At 4.15am, on June 5 the Joint Chiefs of Staff met Stagg to discuss the weather prospects. Based on Maureen’s reports, he understood that there would be an interlude in the gloom of the preceding days.

Eisenhower discussed the matter with the British and American generals, particularly Montgomery, and it was finally agreed that they would begin the landings on June 6.

The machinery of war kicked into high gear and ships began to move through the still-stormy weather toward the beaches of Normandy.

The German forecasters had no ships or stations in the North Atlantic, and so, although they had similar forecasting expertise to the British, they were blindsided about the brief and unlikely break in the bad weather.

Several of their top brass took short holidays during this time. “They believed it would be impossible for the Allied forces to attack.

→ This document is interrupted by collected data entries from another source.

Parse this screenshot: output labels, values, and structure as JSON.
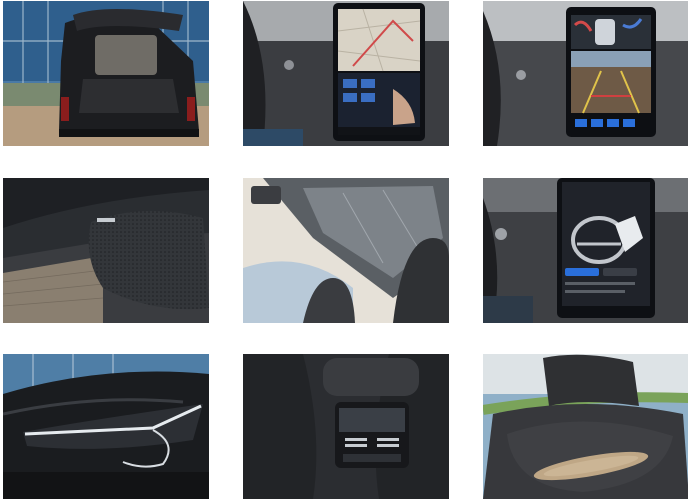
{
  "gallery": {
    "photos": [
      {
        "subject": "open-trunk",
        "brand_colors": {
          "glass": "#3c6e99",
          "body": "#1c1d20",
          "paving": "#b59c7f"
        }
      },
      {
        "subject": "center-touchscreen-map",
        "brand_colors": {
          "screen": "#1b2230",
          "map": "#d9d3c6"
        }
      },
      {
        "subject": "center-touchscreen-camera",
        "brand_colors": {
          "screen": "#141820",
          "ground": "#6e5a46"
        }
      },
      {
        "subject": "door-speaker-grille",
        "brand_colors": {
          "trim": "#2a2d31",
          "wood": "#8a7f70"
        }
      },
      {
        "subject": "panoramic-glass-roof",
        "brand_colors": {
          "headliner": "#e6e1d8",
          "glass": "#5a5f64"
        }
      },
      {
        "subject": "center-touchscreen-steering-settings",
        "brand_colors": {
          "screen": "#20232a",
          "accent": "#2a6fdb"
        }
      },
      {
        "subject": "headlight-front",
        "brand_colors": {
          "body": "#1a1c1f",
          "light": "#e6ebef"
        }
      },
      {
        "subject": "rear-console-vents",
        "brand_colors": {
          "leather": "#2b2d31",
          "chrome": "#c7ccd1"
        }
      },
      {
        "subject": "headrest-wood-inlay",
        "brand_colors": {
          "leather": "#2f3033",
          "wood": "#bfa786"
        }
      }
    ]
  }
}
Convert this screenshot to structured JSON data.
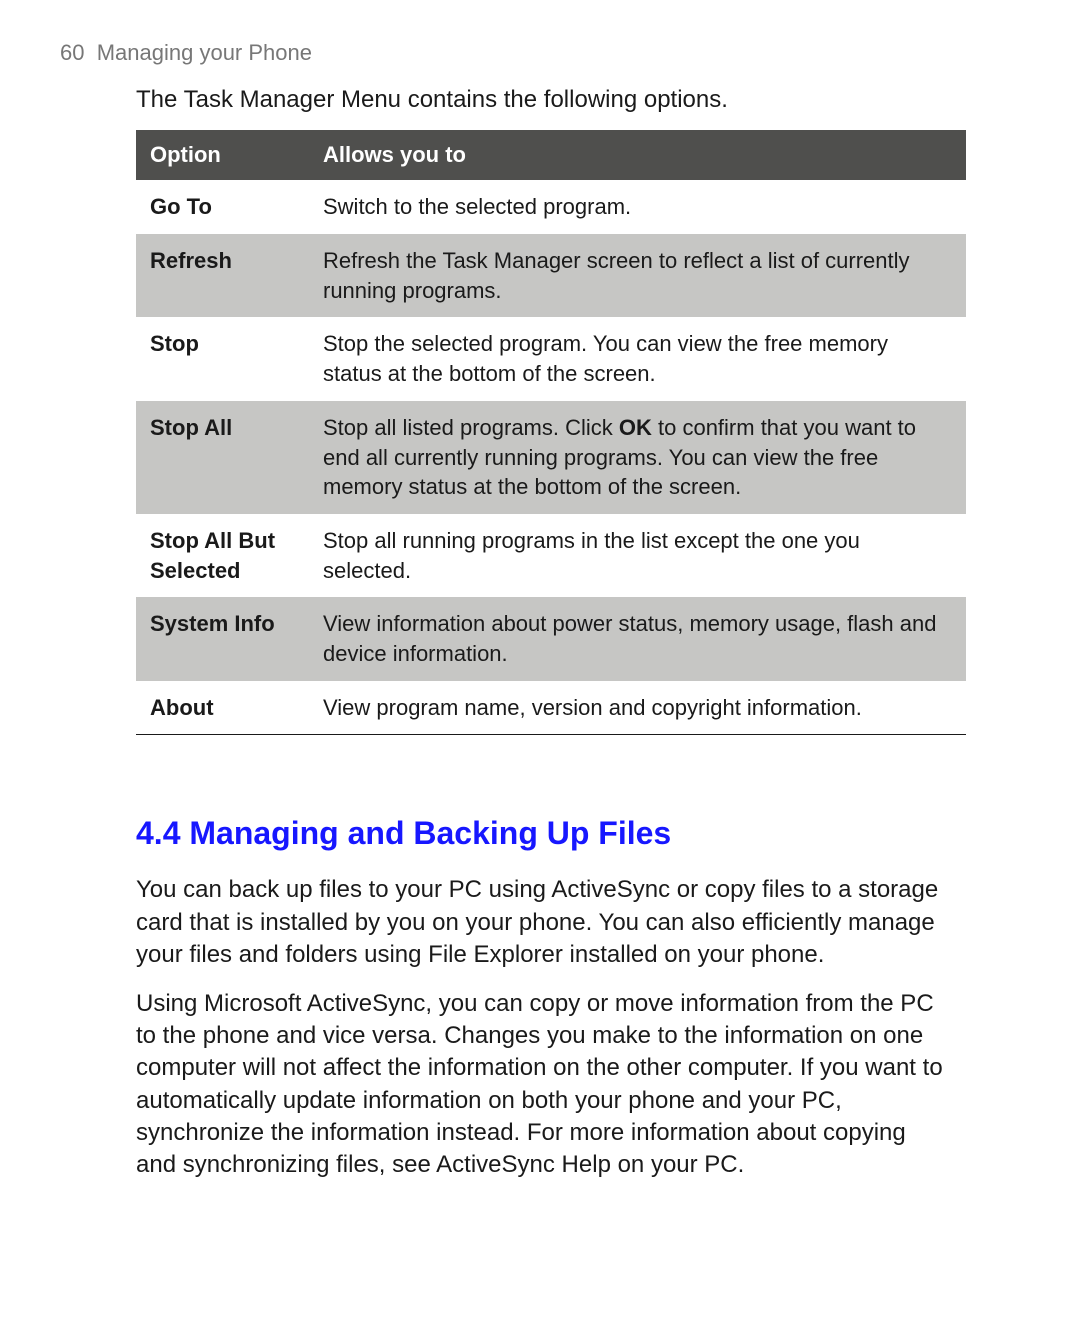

Susan Eisenhower says: “I don’t think Nazi Germany in their wildest dreams thought we would declare war on that day.”

The invasion of northern France in 1944 was the most significant victory of the Western Allies in World War II. American, British and Canadian forces established a foothold on the shores of Normandy, and, after a protracted and costly campaign to reinforce their gains, broke out into the French interior and began a headlong advance.

The German Army suffered a catastrophe greater than that of Stalingrad, the defeat in North Africa or even the massive Soviet summer offensive of 1944. The war, effectively, had been won. The sharing of weather reports might not have seemed like the most momentous part of the war effort, but the Irish contribution was nonetheless crucial.

Maureen Ryan is coming up to her 96th birthday and has a touch of dementia, but her long-term memory is largely unaffected. Speaking three years ago, she said: “I was reading a piece in an English paper recently and it said that if Eisenhower had gone to war that night (June 3, 1944) it would have smashed America.

“That weather report from Blacksod – of all places – changed the war. Who would have thought it?”